Старуха взяла яйцо, разбила ножом, аккуратно, не повредив желтка, выпустила его в стакан.
 
- Отче наш, иже еси на небеси! Да святится имя Твое, да приидет Царствие Твое… - Кирбитьевна нараспев читала слова молитвы, а сама водила стаканом вокруг Алёнкиной головы, пока яйцо не потемнело.
 
- В яйцо свожу, а яйцо сожгу.
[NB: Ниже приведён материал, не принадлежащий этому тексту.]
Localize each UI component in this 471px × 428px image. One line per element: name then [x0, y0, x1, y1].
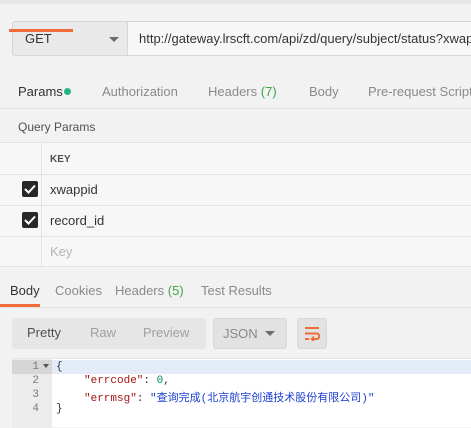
column-divider	[41, 143, 42, 174]
key-column-header: KEY	[50, 154, 71, 165]
json-string: "查询完成(北京航宇创通技术股份有限公司)"	[150, 393, 375, 405]
column-divider	[41, 236, 42, 267]
tab-response-headers[interactable]: Headers (5)	[115, 283, 184, 298]
tab-params[interactable]: Params	[18, 84, 63, 99]
param-key[interactable]: record_id	[50, 213, 104, 228]
line-number: 4	[32, 403, 39, 415]
table-header-row: KEY	[0, 143, 471, 175]
tab-prerequest-script[interactable]: Pre-request Script	[368, 84, 471, 99]
url-text: http://gateway.lrscft.com/api/zd/query/s…	[139, 31, 471, 46]
json-key: "errcode"	[84, 375, 144, 387]
preview-button[interactable]: Preview	[143, 325, 189, 340]
table-row: xwappid	[0, 174, 471, 206]
request-tabs: Params Authorization Headers (7) Body Pr…	[0, 76, 471, 108]
tab-cookies[interactable]: Cookies	[55, 283, 102, 298]
query-params-title: Query Params	[18, 120, 96, 134]
tab-response-body[interactable]: Body	[10, 283, 40, 298]
code-line-1: {	[56, 361, 63, 373]
method-label: GET	[25, 31, 52, 46]
table-row: record_id	[0, 205, 471, 237]
line-number: 3	[32, 389, 39, 401]
code-line-3: "errmsg": "查询完成(北京航宇创通技术股份有限公司)"	[84, 393, 375, 405]
param-checkbox[interactable]	[22, 212, 38, 228]
method-select[interactable]: GET	[12, 21, 128, 56]
fold-arrow-icon[interactable]	[43, 364, 49, 368]
json-number: 0	[156, 375, 164, 387]
response-headers-count: (5)	[167, 283, 184, 298]
wrap-lines-button[interactable]	[297, 318, 327, 349]
headers-count: (7)	[260, 84, 277, 99]
wrap-lines-icon	[305, 327, 321, 341]
code-line-2: "errcode": 0,	[84, 375, 170, 387]
query-params-table: KEY xwappid record_id Key	[0, 142, 471, 267]
response-body-editor[interactable]: 1 2 3 4 { "errcode": 0, "errmsg": "查询完成(…	[12, 358, 471, 428]
json-key: "errmsg"	[84, 393, 137, 405]
tab-test-results[interactable]: Test Results	[201, 283, 272, 298]
line-number: 2	[32, 375, 39, 387]
active-tab-underline	[9, 29, 73, 32]
view-mode-group: Pretty Raw Preview	[12, 318, 206, 349]
format-label: JSON	[223, 326, 258, 341]
new-key-input[interactable]: Key	[50, 244, 72, 259]
raw-button[interactable]: Raw	[90, 325, 116, 340]
column-divider	[41, 205, 42, 236]
tab-body[interactable]: Body	[309, 84, 339, 99]
tabs-divider	[0, 108, 471, 109]
format-select[interactable]: JSON	[213, 318, 287, 349]
code-line-4: }	[56, 403, 63, 415]
pretty-button[interactable]: Pretty	[27, 325, 61, 340]
line-number: 1	[32, 361, 39, 373]
checkmark-icon	[24, 184, 36, 194]
active-line-highlight	[12, 360, 471, 374]
chevron-down-icon	[265, 331, 275, 336]
tab-authorization[interactable]: Authorization	[102, 84, 178, 99]
tabs-divider	[0, 307, 471, 308]
top-divider	[0, 0, 471, 4]
chevron-down-icon	[109, 37, 119, 42]
table-row-new: Key	[0, 236, 471, 267]
response-tabs: Body Cookies Headers (5) Test Results	[0, 278, 471, 308]
param-checkbox[interactable]	[22, 181, 38, 197]
column-divider	[41, 174, 42, 205]
tab-response-headers-label: Headers	[115, 283, 165, 298]
params-indicator-dot	[64, 88, 71, 95]
tab-headers[interactable]: Headers (7)	[208, 84, 277, 99]
param-key[interactable]: xwappid	[50, 182, 98, 197]
checkmark-icon	[24, 215, 36, 225]
tab-headers-label: Headers	[208, 84, 258, 99]
url-input[interactable]: http://gateway.lrscft.com/api/zd/query/s…	[128, 21, 471, 56]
Сжигаю в нем порчу и корчу, сухоту и ломоту, сглаз и призор – страшным шёпотом все быстрее пела старуха.

Яйцо в стакане сделалось чёрным, как дёготь. Смертная тоска снова охватила Алёнку. Озноб продрал по коже. Ноги и руки свело судорогой.

- Дело дневное, дело ночное, дело ветряное и поветренное, возьми, огонь, пожри огонь! – воскликнула колдунья, выплеснула содержимое стакана в печь и торжественно произнесла - Собака бела, кошка сера, курочка пестра, яичко ее – ключ к моим словам. Аминь!

В печи загудело, взвился и затрещал огонь, резко пахнуло тухлым горелым яйцом. Алёнка обмякла и без памяти свалилась со скамейки.